Henry was quiet for a moment, not wanting to hurt his father by pointing out the obvious, that Maude had never wanted to marry Geoffrey, whereas he was very sure, indeed, that Eleanor wanted to marry him. “It does not trouble me, Papa, truly not,” he assured his father. “She is still young enough to bear children and that is what counts. I have no doubt that she’ll give me sons. She has been unfairly blamed for failing to bear Louis an heir, for you said yourself that he shied away from their marriage bed. Believe me,
that is not a problem she’ll ever have with me!”
“No, with you, I’d say the problem will be getting you out of her bed, not into it!”
“Papa…I am sensing some misgivings on your part. Are you just playing the Devil’s advocate or do you truly have qualms about this marriage?”
Geoffrey did not respond as Henry hoped, with a hearty denial. Staring down into the dregs of his wine cup, he said, “Not qualms, lad, not exactly. I want you to be King of England, and your prospects will be greatly enhanced by marriage to Eleanor. I am pleased for you, God’s Truth. I just wish you were not so taken with the woman herself.”

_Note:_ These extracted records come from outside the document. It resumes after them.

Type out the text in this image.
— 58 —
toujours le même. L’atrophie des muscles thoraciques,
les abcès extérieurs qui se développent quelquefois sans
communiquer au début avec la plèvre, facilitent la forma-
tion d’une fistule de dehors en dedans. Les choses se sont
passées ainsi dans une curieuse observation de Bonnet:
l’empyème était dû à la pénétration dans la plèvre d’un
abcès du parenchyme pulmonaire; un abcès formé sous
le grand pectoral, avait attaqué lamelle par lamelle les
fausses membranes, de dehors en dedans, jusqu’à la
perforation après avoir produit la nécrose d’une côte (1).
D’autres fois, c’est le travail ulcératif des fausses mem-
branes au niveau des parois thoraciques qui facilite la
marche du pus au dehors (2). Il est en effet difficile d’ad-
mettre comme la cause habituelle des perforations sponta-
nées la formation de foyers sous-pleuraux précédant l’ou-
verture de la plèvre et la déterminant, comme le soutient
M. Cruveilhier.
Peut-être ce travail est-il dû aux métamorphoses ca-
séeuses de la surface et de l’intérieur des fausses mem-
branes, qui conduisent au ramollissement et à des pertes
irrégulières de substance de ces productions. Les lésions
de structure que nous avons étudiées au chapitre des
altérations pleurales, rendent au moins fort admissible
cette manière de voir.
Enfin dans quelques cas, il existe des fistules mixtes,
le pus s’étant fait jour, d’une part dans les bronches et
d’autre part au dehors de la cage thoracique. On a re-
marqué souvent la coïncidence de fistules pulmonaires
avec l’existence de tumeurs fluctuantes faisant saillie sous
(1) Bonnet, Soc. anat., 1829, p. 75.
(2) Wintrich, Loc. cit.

“Why ever not? I think it is my great, good fortune that I shall have a wife I find so desirable. Not only is she beautiful, but she is clever and witty and educated, bred to be a queen. How lucky can I get?”
“I am going to give you some more advice, Harry, that I do not expect you to take. Save your passion for your concubines, your respect for your wife. The best marriages are those based upon detached goodwill or benign indifference. But unfortunately for you, the one emotion you will never feel for Eleanor of Aquitaine is indifference.”
“Jesú, I would hope not! Papa, I know you mean well. But miserable marriages are not passed down from father to son like hair color or height. It is no secret that you and Mama made mistakes. But why should I not learn from them rather than repeat them?”
“Why not, indeed?” Geoffrey conceded. “I hope you do, lad. God knows, I hope you do.”
This was not a conversation Henry had expected to have with his father; he’d thought Maude would be the one to harbor doubts. He was both amused and irked that Geoffrey should be so protective, for his wariness reflected poorly upon Eleanor.
“Papa, you need not worry about this marriage. I have always known that one day I would rule over England. I have never doubted that. And I am just as sure now that Eleanor is the woman meant to rule with me. I know in my heart that it is so, I swear I do.”